Suryamedia.id – Mengikuti kontroversi Gus Miftah yang dianggap mengolok-olok pedagang es saat tausiyah, banyak netizen yang mempertanyakan gelar ‘Gus’ yang diwarisinya. Disebutkan, bahwa panggilan ‘Gus’ kerap digunakan oleh banyak ulama yang wira-wiri di layar kaca.
Karena kontroversi tersebut, pendakwah Miftah Maulana Habiburrahman atau Gus Miftah dianggap melanggar nilai-nilai moral yang melekat pada gelar ‘Gus’. Pasalnya, gelar tersebut seharusnya merefleksikan adab yang santun dan kedalaman pikiran.
Lantas, sebenarnya, bagaimana asal-usul panggulan ‘Gus’ tersebut? Simak penjelasan lebih lengkapnya berikut!
Asal-usul panggilan ‘Gus’
Dilansir dari CNN Indonesia, panggilan ‘Gus’ berasal dari daerah Jawa, khususnya di wilayah Jawa Tengah dan Jawa Timur. Panggilan ini awalnya digunakan sebagai sapaan kehormatan bagi putra raja di lingkungan keraton pada masa Kesultanan Mataram Islam.
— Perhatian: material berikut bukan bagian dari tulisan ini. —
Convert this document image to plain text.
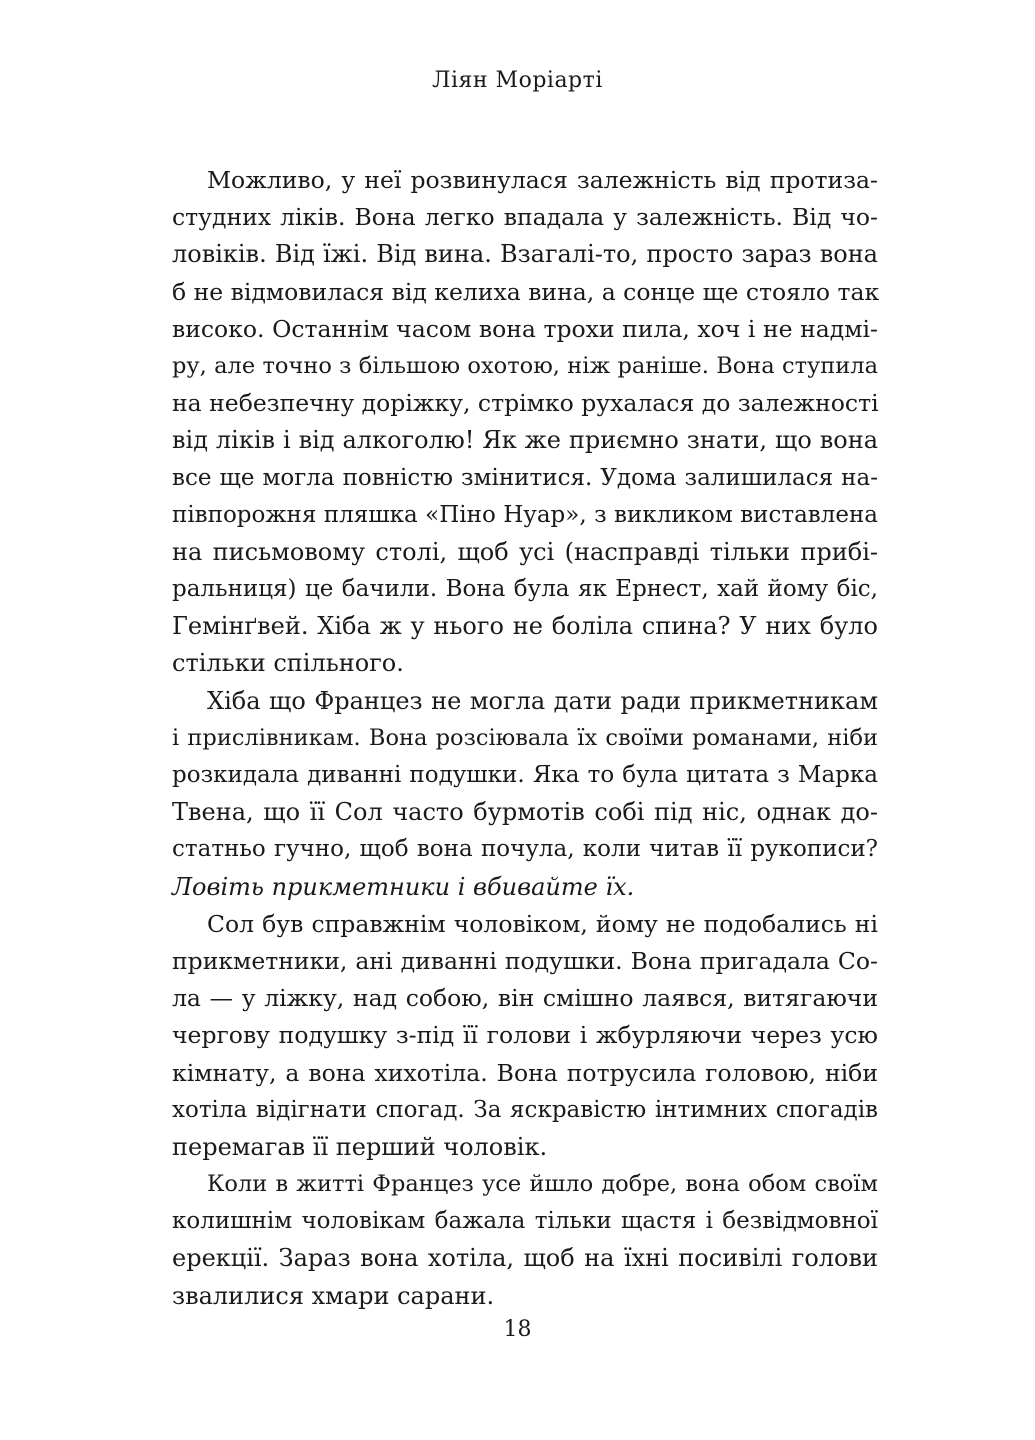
Ліян Моріарті
Можливо, у неї розвинулася залежність від протиза-
студних ліків. Вона легко впадала у залежність. Від чо-
ловіків. Від їжі. Від вина. Взагалі-то, просто зараз вона
б не відмовилася від келиха вина, а сонце ще стояло так
високо. Останнім часом вона трохи пила, хоч і не надмі-
ру, але точно з більшою охотою, ніж раніше. Вона ступила
на небезпечну доріжку, стрімко рухалася до залежності
від ліків і від алкоголю! Як же приємно знати, що вона
все ще могла повністю змінитися. Удома залишилася на-
півпорожня пляшка «Піно Нуар», з викликом виставлена
на письмовому столі, щоб усі (насправді тільки прибі-
ральниця) це бачили. Вона була як Ернест, хай йому біс,
Гемінґвей. Хіба ж у нього не боліла спина? У них було
стільки спільного.
Хіба що Францез не могла дати ради прикметникам
і прислівникам. Вона розсіювала їх своїми романами, ніби
розкидала диванні подушки. Яка то була цитата з Марка
Твена, що її Сол часто бурмотів собі під ніс, однак до-
статньо гучно, щоб вона почула, коли читав її рукописи?
Ловіть прикметники і вбивайте їх.
Сол був справжнім чоловіком, йому не подобались ні
прикметники, ані диванні подушки. Вона пригадала Со-
ла — у ліжку, над собою, він смішно лаявся, витягаючи
чергову подушку з-під її голови і жбурляючи через усю
кімнату, а вона хихотіла. Вона потрусила головою, ніби
хотіла відігнати спогад. За яскравістю інтимних спогадів
перемагав її перший чоловік.
Коли в житті Францез усе йшло добре, вона обом своїм
колишнім чоловікам бажала тільки щастя і безвідмовної
ерекції. Зараз вона хотіла, щоб на їхні посивілі голови
звалилися хмари сарани.
18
‘Gus’ berasal dari kata ‘Bagus’ yang dimaknai dengan ‘anak laki-laki berkedudukan tinggi’. Panggilan ini digunakan saat masa pemerintahan Sri Susuhunan Pakubuwono IV (1788-1820) yang saat ini dikenal sebagai raja, sekaligus santri.
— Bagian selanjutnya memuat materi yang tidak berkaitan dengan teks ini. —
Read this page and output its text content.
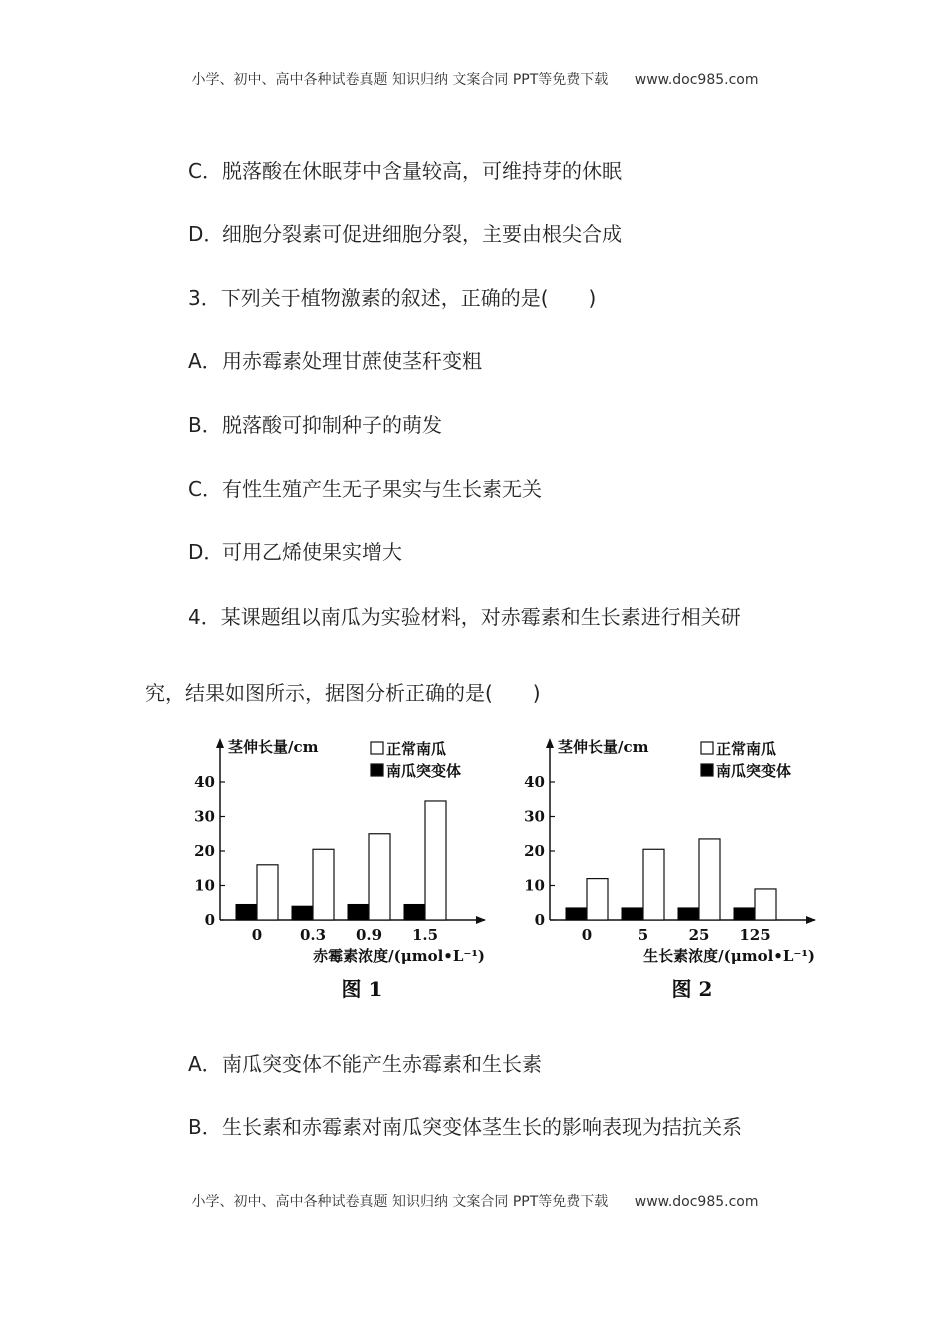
小学、初中、高中各种试卷真题 知识归纳 文案合同 PPT等免费下载 www.doc985.com
C．脱落酸在休眠芽中含量较高，可维持芽的休眠
D．细胞分裂素可促进细胞分裂，主要由根尖合成
3．下列关于植物激素的叙述，正确的是(　　)
A．用赤霉素处理甘蔗使茎秆变粗
B．脱落酸可抑制种子的萌发
C．有性生殖产生无子果实与生长素无关
D．可用乙烯使果实增大
4．某课题组以南瓜为实验材料，对赤霉素和生长素进行相关研
究，结果如图所示，据图分析正确的是(　　)
0
10
20
30
40
茎伸长量/cm	正常南瓜
南瓜突变体
0	0.3 0.9 1.5
赤霉素浓度/(μmol•L⁻¹)
图 1
0
10
20
30
40
茎伸长量/cm	正常南瓜
南瓜突变体
0	5	25 125
生长素浓度/(μmol•L⁻¹)
图 2
A．南瓜突变体不能产生赤霉素和生长素
B．生长素和赤霉素对南瓜突变体茎生长的影响表现为拮抗关系
小学、初中、高中各种试卷真题 知识归纳 文案合同 PPT等免费下载 www.doc985.com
Kemudian, sapaan ini meluas ke kalangan pesantren, sehingga menjadi gelar bagi putra kiai di pesantren Nahdlatul Ulama (NU). Sapaan Gus melambangkan harapan agar anak bisa melanjutkan peran ayahnya sebagai pemimpin spiritual.
Dilamnsir dari pesantrengodigital.id, panggilan ‘Gus’ ini tak terbatas pada keturunan kiai saja, tapi juga para santri yang memiliki ilmu dan pemahaman yang lebih baik mengenai agama Islam. Serta, bisa disematkan kepada menantu laki-laki kiai.
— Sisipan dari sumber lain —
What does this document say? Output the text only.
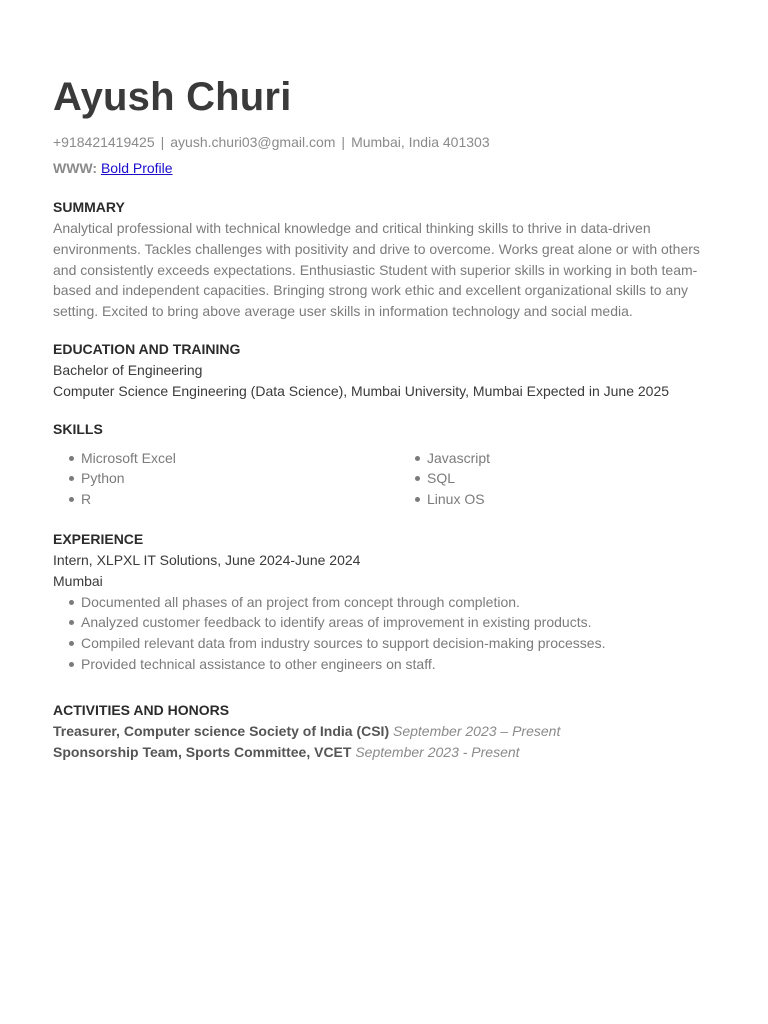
Ayush Churi
+918421419425 | ayush.churi03@gmail.com | Mumbai, India 401303
WWW: Bold Profile
SUMMARY

Analytical professional with technical knowledge and critical thinking skills to thrive in data-driven environments. Tackles challenges with positivity and drive to overcome. Works great alone or with others and consistently exceeds expectations. Enthusiastic Student with superior skills in working in both team-based and independent capacities. Bringing strong work ethic and excellent organizational skills to any setting. Excited to bring above average user skills in information technology and social media.

EDUCATION AND TRAINING

Bachelor of Engineering

Computer Science Engineering (Data Science), Mumbai University, Mumbai Expected in June 2025

SKILLS
Microsoft Excel
Python
R
Javascript
SQL
Linux OS
EXPERIENCE

Intern, XLPXL IT Solutions, June 2024-June 2024

Mumbai

Documented all phases of an project from concept through completion.
Analyzed customer feedback to identify areas of improvement in existing products.
Compiled relevant data from industry sources to support decision-making processes.
Provided technical assistance to other engineers on staff.
ACTIVITIES AND HONORS

Treasurer, Computer science Society of India (CSI) September 2023 – Present

Sponsorship Team, Sports Committee, VCET September 2023 - Present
Sebutan ‘Gus’ juga disebut sebagai kyai Muda. Seorang Gus juga bisa diangjat sebagai kiai nantinya, dilansir dari laman resmi NU Online.
Sementara itu, Ketua PBNU Bidang Keagamaan, KH Ahmad Fahrur Rozi (Gus Fahrur) menyebutkan bahwa Gus Miftah merupakan keturunan ulama besar dari Ponorogo. Ia juga mengelola sebuah pesantren Ora Aji yang berada di Kecamatan Kalasan, Kabupaten Sleman, Yogyakarta.
“Dia keturunan ulama besar, Syaikh Hasan Besari Ponorogo dan mengelola pesantren di Yogjakarta, saya kenal dan pernah ke pesantrennya,” jelas Gus Fahrur kepada detikJatim. (*)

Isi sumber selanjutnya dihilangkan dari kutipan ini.